In Part 2 I described the algorithms that need to be implemented in order to transform the base matrix of an LDPC code into a reduced form that can be used by a practical encoder. As I mentioned in Part 1, we originally built a very straightforward Python implementation, where the matrix was represented literally as a bunch of rows of 0s (mostly) and 1s (rarely). Extrapolating from its performance with toy-sized codes, it would have taken months or years to reduce a life-sized (>32K bits) code. We needed something a bit faster, like a few seconds, so I set out on a C++ implementation. C++ is naturally 20-50 times faster than Python, but it would take a lot more than that.
The first, obvious, step was to change the representation to a sparse array, where only the 1 values are held explicitly. The Python code spent most of its searching arrays of 0s trying to find the occasional 1, adding a further O(n) to its execution time.
During the first phase, all the work consists of swapping rows and columns. To support this efficiently, the sparse array consists of "bitnodes" representing a 1. They are linked into lists both for the row and for the column, and contain pointers back to each of these. This means that when rows are swapped, the columns get to find out about it with no further work, and vice versa. The implementation makes extensive use of the Boost intrusive library, about which I've already eulogized. In the original implementation, the row and column lists were held in order, though I ended up rethinking this later. Here is the structure of a bitnode:
typedef bi::set_member_hook<bi::link_mode<bi::auto_unlink> > row_hook_t;
typedef bi::list_member_hook<bi::link_mode<bi::auto_unlink> > col_hook_t;
// member functions follow
Note the use of the intrusive member hooks, which allow the same structure to be linked into several lists (or sets). The backpointers to the row and column allow the row and column numbers to be tracked as they are swapped, which would not be the case if they were held explicitly.

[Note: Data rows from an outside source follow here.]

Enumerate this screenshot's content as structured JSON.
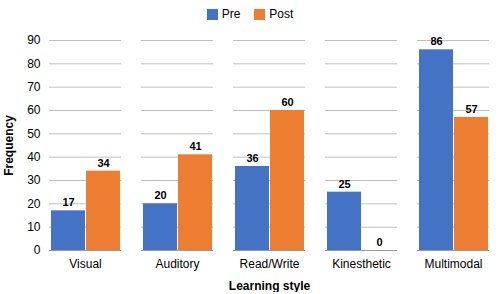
{
  "chart_data": {
    "type": "bar",
    "categories": [
      "Visual",
      "Auditory",
      "Read/Write",
      "Kinesthetic",
      "Multimodal"
    ],
    "series": [
      {
        "name": "Pre",
        "color": "#4472c4",
        "values": [
          17,
          20,
          36,
          25,
          86
        ]
      },
      {
        "name": "Post",
        "color": "#ed7d31",
        "values": [
          34,
          41,
          60,
          0,
          57
        ]
      }
    ],
    "xlabel": "Learning style",
    "ylabel": "Frequency",
    "ylim": [
      0,
      90
    ],
    "yticks": [
      0,
      10,
      20,
      30,
      40,
      50,
      60,
      70,
      80,
      90
    ],
    "grid": true,
    "legend": "top",
    "data_labels": true
  }
}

This basic implementation worked well for codes with a column weight of 3, taking about 300 seconds to transform a 32K bit code. For a column weight of 5, though, which results in a much larger gap, it was unusable.
A little instrumentation showed that all the time was spent adding rows together. In the set-based implementation of sparse rows, every addition involved either the creation or the deletion of a node in a tree, a relatively expensive operation. The solution was to switch to a dense representation for the gap rows only. So, just before starting phase 2 (elimination of the ones in the F region of the matrix), the gap rows are converted to a dense representation, with one bit per possible position. This is simple enough in theory but took a lot of reworking of other structures, such as the columns. It was worth it, though: the time dropped to around 60 seconds for the column weight 3 codes, and to around 300 seconds for the column weight 5 ones.
Adding a sparse row to a dense row means walking the bitnodes in the sparse row and xor'ing the corresponding bit. Adding a dense row is just a tight loop xor'ing the 32-bit words together, an O(n) operation. These two inner loops are the key to performance - we'll come back to them later.
As always, when you speed up one part, you find another bottleneck. In this case it was phase 1 again. The best column to swap when making the diagonal was selected by simply scanning them linearly, which is obviously expensive. The solution was to keep a constantly-sorted list of the best one - actually a priority queue, implemented yet again as a boost intrusive set. However this changes constantly - when a row has been incorporated into the lower triangle, the columns it contains now have one less 1 in the region of interest. Increasing the gap also affects it. Fortunately, the row structure makes it easy to update just the columns that are directly affected, which is O(b), and then to correct their position in the list. Hence the total operation each time is O(b log(n)) which is much better than than O(n) as previously.
For a column weight of 3, this made phase 1 practically disappear as a performance concern, as I expected. But for a column weight of 5, it was still taking the majority of the time - which I didn't expect. Further analysis showed that keeping the columns in order was very expensive. Every time a row was moved to the gap, every column had to be re-sorted. On further thought, there is only one time when it helps for a column to be sorted, which is when it is being processed as the diagonal element. So just sorting it there, once per column, would work just as well and remove an O(n) element from the algorithm With this change, phase 1 moved down into the noise - for a column weight 3 code, it is about 4% of the total time.
At this point there are no further fundamental improvements to be made - the order of work to be done for each phase cannot be reduced. Further improvement can only come by coding optimizations, which will be discussed in Part 4.